Best Careers for an ESTJ
Many of you might already have an idea of where this category is going, but we figured it best to at least briefly discuss the careers that best suit our “executive” ESTJs.
In addition to being strong leaders, there is a myriad of settings and careers where ESTJs tend to thrive and find personal fulfillment. Many are founded on organizational skills within a highly structured setting built on a strong foundation of traditional beliefs or morals.
Here are the top ten best careers for an ESTJ:
- Project manager
- Factory supervisor
- Credit analyst
- CEO/Managing Director
- Athletic trainer
- Civil/Mechanical/Industrial Engineer
List of Famous ESTJs
There are many individuals, particularly men, who can claim the ESTJ personality. Among them are several celebrities and highly famous or influential individuals.
It might come as no surprise that most of these individuals are found in leadership positions, such as government or company executives.
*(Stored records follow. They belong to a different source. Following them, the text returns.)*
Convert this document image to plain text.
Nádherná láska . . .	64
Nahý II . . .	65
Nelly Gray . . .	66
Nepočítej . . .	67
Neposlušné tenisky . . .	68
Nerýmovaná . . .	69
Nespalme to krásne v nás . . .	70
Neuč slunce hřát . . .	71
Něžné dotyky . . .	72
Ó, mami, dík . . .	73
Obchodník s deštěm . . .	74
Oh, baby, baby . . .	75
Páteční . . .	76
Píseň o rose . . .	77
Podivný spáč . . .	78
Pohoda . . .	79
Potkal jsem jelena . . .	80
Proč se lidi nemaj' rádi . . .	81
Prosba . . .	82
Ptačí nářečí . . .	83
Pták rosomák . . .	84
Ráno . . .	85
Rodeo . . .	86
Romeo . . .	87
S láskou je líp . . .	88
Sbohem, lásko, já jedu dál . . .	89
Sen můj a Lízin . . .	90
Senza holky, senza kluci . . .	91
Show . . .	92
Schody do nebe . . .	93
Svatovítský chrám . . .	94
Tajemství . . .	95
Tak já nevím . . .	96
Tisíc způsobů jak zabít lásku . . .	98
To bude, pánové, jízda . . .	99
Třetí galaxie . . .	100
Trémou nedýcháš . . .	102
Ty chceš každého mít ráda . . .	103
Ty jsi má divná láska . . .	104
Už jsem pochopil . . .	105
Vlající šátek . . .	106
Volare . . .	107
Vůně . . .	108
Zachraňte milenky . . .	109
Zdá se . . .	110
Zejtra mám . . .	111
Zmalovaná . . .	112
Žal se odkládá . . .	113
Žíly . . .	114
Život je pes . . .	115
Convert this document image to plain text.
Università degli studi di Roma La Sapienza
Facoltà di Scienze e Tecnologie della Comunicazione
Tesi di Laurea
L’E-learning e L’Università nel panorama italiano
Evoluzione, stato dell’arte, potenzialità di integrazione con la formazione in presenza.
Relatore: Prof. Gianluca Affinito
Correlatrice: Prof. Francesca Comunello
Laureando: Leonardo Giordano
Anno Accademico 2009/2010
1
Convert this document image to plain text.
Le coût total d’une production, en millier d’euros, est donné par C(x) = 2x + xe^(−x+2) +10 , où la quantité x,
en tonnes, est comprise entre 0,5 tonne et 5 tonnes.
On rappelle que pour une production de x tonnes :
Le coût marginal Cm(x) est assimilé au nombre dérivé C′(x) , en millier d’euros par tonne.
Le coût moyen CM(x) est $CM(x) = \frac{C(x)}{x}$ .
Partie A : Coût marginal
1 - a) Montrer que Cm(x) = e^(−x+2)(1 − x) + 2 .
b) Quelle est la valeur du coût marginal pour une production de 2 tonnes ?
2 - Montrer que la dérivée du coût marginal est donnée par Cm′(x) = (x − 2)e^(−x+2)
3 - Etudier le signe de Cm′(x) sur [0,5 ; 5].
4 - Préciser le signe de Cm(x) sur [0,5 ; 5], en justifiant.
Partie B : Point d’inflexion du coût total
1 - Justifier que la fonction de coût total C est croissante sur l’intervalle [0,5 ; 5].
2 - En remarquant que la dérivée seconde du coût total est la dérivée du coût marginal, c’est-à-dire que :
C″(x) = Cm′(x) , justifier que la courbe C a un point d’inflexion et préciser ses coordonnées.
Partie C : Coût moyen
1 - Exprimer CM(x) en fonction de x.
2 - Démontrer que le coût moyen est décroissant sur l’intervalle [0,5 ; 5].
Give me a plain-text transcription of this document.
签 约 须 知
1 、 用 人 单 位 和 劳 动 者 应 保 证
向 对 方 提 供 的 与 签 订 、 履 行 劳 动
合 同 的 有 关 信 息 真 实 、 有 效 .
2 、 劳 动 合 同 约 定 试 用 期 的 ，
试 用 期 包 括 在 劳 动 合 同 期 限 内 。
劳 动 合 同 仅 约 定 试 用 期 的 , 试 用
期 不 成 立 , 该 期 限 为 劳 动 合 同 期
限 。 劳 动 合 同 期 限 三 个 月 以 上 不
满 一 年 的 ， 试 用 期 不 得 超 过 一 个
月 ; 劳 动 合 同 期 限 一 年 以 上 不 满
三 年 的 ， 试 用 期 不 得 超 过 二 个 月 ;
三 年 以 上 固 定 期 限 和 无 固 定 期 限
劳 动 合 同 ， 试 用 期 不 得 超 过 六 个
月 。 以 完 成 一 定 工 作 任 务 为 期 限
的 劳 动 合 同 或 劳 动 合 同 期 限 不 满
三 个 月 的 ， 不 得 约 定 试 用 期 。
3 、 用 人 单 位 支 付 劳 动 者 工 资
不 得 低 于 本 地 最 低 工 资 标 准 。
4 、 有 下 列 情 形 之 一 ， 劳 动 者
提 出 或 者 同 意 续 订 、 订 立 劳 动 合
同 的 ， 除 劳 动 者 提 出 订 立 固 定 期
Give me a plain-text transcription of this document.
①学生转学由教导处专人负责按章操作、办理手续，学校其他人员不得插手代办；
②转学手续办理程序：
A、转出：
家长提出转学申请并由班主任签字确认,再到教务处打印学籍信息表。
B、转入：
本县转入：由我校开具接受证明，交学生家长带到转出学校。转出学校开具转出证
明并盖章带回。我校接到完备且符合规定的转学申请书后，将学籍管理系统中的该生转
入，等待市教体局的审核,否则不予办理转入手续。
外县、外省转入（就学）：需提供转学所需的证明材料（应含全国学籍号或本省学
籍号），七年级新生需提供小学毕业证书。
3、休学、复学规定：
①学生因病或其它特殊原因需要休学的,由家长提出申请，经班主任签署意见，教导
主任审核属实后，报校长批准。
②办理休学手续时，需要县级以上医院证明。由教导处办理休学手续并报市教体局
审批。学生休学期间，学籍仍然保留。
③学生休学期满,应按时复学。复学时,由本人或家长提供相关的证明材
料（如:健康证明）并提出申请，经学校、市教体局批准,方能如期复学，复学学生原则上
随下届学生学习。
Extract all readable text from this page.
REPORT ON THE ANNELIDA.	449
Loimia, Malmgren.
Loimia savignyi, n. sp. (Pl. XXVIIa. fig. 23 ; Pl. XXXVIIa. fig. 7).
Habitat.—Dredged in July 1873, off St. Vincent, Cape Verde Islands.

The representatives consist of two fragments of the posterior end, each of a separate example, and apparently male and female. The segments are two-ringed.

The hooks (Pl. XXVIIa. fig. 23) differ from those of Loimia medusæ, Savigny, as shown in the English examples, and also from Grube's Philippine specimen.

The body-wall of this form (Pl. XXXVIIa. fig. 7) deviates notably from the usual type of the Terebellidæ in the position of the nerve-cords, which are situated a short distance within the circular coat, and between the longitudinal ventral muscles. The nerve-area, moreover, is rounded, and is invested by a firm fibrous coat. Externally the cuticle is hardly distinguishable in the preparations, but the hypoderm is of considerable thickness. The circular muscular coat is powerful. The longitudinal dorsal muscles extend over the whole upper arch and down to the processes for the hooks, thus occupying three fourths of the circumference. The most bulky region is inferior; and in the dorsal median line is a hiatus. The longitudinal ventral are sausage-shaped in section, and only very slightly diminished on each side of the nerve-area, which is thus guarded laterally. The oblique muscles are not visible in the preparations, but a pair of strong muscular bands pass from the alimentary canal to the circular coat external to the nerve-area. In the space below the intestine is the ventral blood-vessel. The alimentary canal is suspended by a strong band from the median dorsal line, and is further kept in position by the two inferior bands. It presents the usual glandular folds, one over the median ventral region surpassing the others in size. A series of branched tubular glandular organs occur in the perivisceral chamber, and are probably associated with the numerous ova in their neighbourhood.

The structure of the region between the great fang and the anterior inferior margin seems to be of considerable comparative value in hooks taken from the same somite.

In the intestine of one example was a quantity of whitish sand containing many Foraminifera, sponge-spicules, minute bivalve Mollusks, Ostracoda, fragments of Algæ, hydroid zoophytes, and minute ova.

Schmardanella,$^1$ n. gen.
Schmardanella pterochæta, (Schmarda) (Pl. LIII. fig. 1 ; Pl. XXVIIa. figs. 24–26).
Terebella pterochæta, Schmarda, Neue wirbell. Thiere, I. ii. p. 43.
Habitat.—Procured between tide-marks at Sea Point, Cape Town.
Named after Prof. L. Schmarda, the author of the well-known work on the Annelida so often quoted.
Nevertheless, a few in more creative careers might shock you.
Here are our top 15 famous ESTJs:
- John D. Rockefeller: American business magnate and philanthropist. Founder of the Standard Oil Company
- Frank Sinatra: American singer
- Andrew Johnson: 17th President of the United States of America
- Uma Thurman: American actress
- Trisha Yearwood: American singer
- E.L. James: British author
- Megyn Kelly: American lawyer and journalist
- Steve Ballmer: American businessman, investor, and chief executive officer of Microsoft from 2000 to 2014
- Michelle Obama: American attor ney, author, and 44th First Lady of the United States of America.
- Henry Ford: American industrialist and business magnate. Founder of the Ford Motor Company, and chief developer of the assembly line.
- Paul of Tarsus: Early Christian epistolarian (also known as Paul the Apostle or Saint Paul)
- Judge Judith ‘Judy’ Sheindlin: American Prosecutor, Manhattan family court judge, and television personality
- Ivanka Trump: American businesswoman, the director of the Office of Economic Initiatives and Entrepreneurship during Trump presidency
- Bill O’ Reilly: American journalist, author, and television host
- Lyndon B. Johnson: 36th President of the United States of American and the 37th Vice President
If you’re looking for a strong leader who will undoubtedly get things done quickly and effectively, then you’ll want an ESTJ at the head of your team. These individuals have big personalities that can be difficult to handle since they are strongly attached to logic and routine through their Te and Si functions.
They can be a bit abrasive in a group setting, but ESTJs thrive on interacting with others and can form deep, long-lasting relationships built on loyalty and trust. This is particularly evident when they work on their Ne and Fi functions to help them better relate and empathize with those around them to mitigate their potentially intimidating persona.